People arrive at a site with an intention, not an awareness of your departments. They want to “track an order,” “get help,” “see pricing,” or “start a free trial,” and they scan the navigation for words that match that intention. When the menu is built around user goals, those scans land instantly. When it is built around internal structure, the user has to translate their goal into your taxonomy first, guessing which division owns the thing they need, and every guess is a chance to guess wrong and stall.
Organizing by internal category fails because the company’s structure is invisible and irrelevant to the visitor. Your business may be split into “Solutions,” “Platform,” and “Services” for reasons that make perfect sense internally, but a user trying to fix a billing problem does not know which of those words hides the answer, and frankly does not care. The org chart is a map of how you are arranged, not a map of what users are trying to accomplish, and navigation that mirrors it asks the user to learn your company before they can use your site.

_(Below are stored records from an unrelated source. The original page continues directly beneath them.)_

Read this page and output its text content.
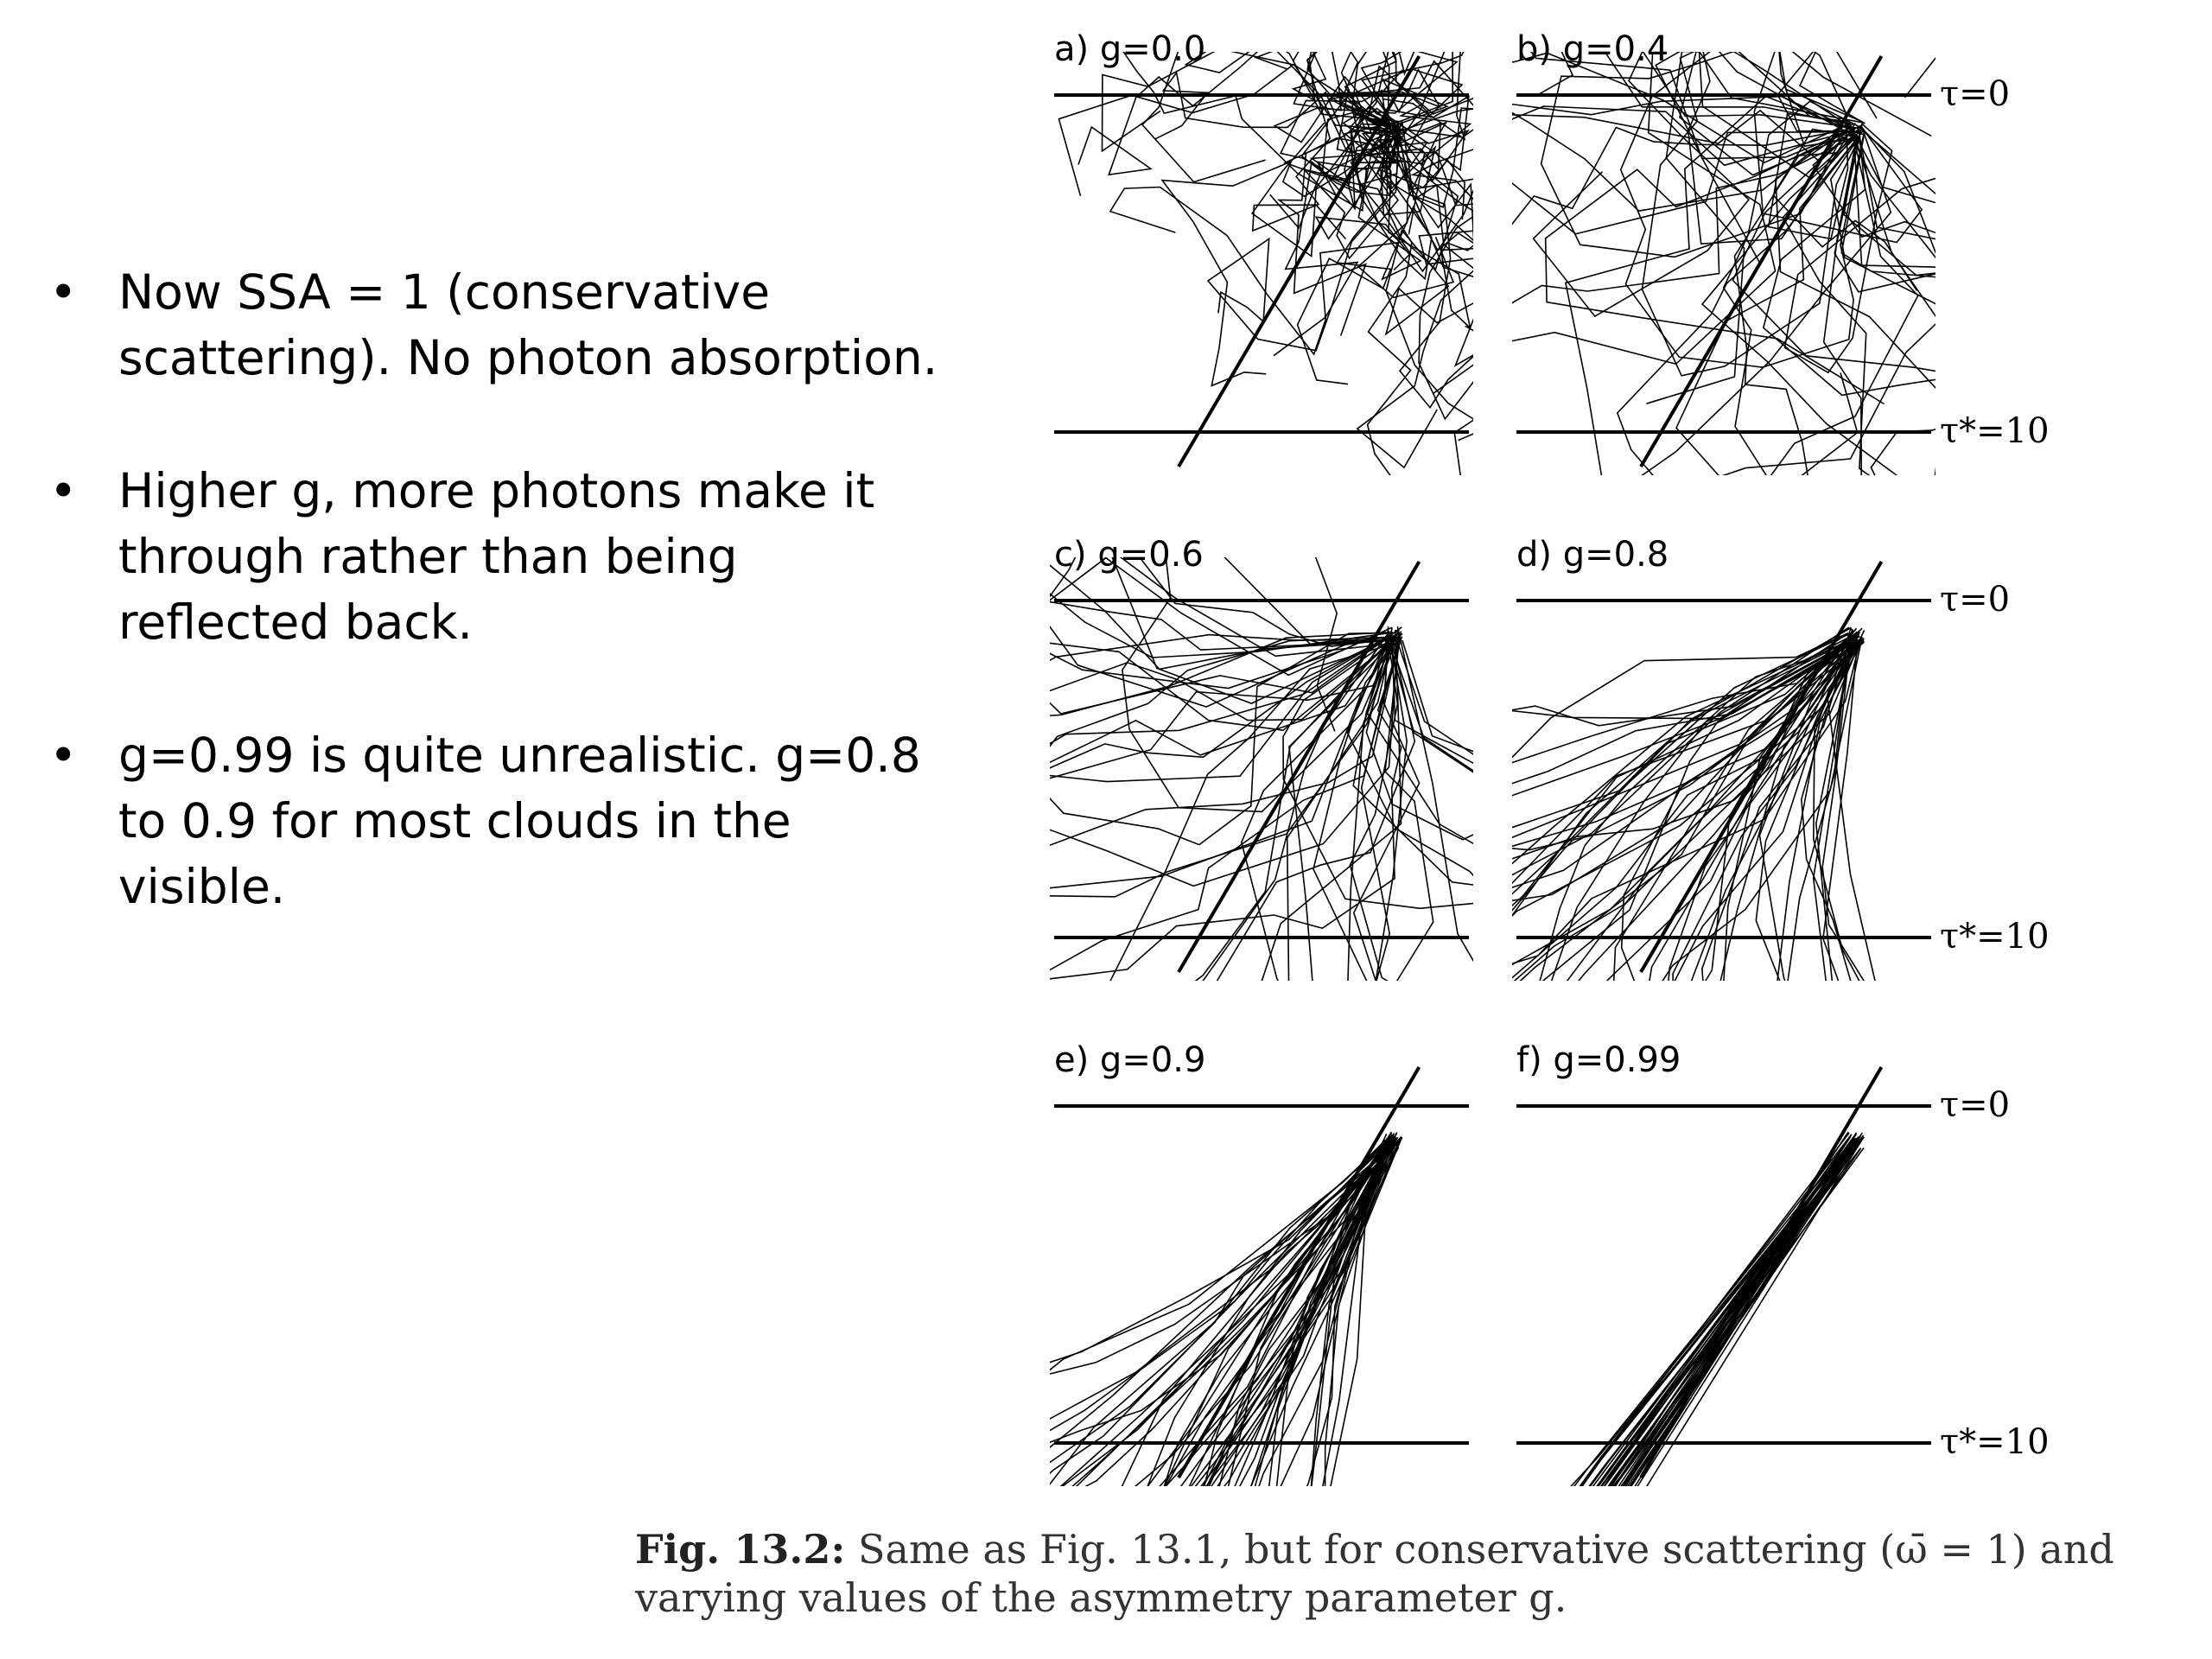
• Now SSA = 1 (conservative scattering). No photon absorption.
• Higher g, more photons make it through rather than being reflected back.
• g=0.99 is quite unrealistic. g=0.8 to 0.9 for most clouds in the visible.
a) g=0.0	b) g=0.4
τ=0
τ*=10
c) g=0.6	d) g=0.8
τ=0
τ*=10
e) g=0.9	f) g=0.99
τ=0
τ*=10
Fig. 13.2: Same as Fig. 13.1, but for conservative scattering (ω̄ = 1) and varying values of the asymmetry parameter g.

A concrete example: a software company’s first navigation read “Products,” “Solutions,” “Services,” and “Resources,” the way its internal teams were divided. Users hunting for a download, a price, or support kept landing in the wrong section because those labels described the company, not their tasks. Reworked around goals, the same content sat under “Get Started,” “Pricing,” “Support,” and “Learn,” and the wrong-turn problem largely disappeared, because each label now answered a question a real visitor was actually asking. The pages did not change, only the lens the navigation was grouped through.
One thing the rule does not cover: some audiences truly do think in categories, and matching the mental model occasionally means leading with what things are. A specialist reference site, a parts catalog, or a tool whose expert users navigate by established type names should group by those categories, because for that audience the category is the goal, the word they would use unprompted. The rule is not “never group by what things are,” it is “group by the user’s mental model,” and when that model is categorical, follow it. The mistake is defaulting to your categories because they match your structure, not because they match your users.
To decide well, find out how your users describe what they came to do, through research, support tickets, search logs, or simply listening to how they phrase requests. Lead with task-based groupings that echo those phrasings, and use category-based groupings only where you have evidence the audience genuinely thinks in categories. Test labels against real intentions rather than internal naming, and let the user’s mental model, not the org chart, draw your navigation.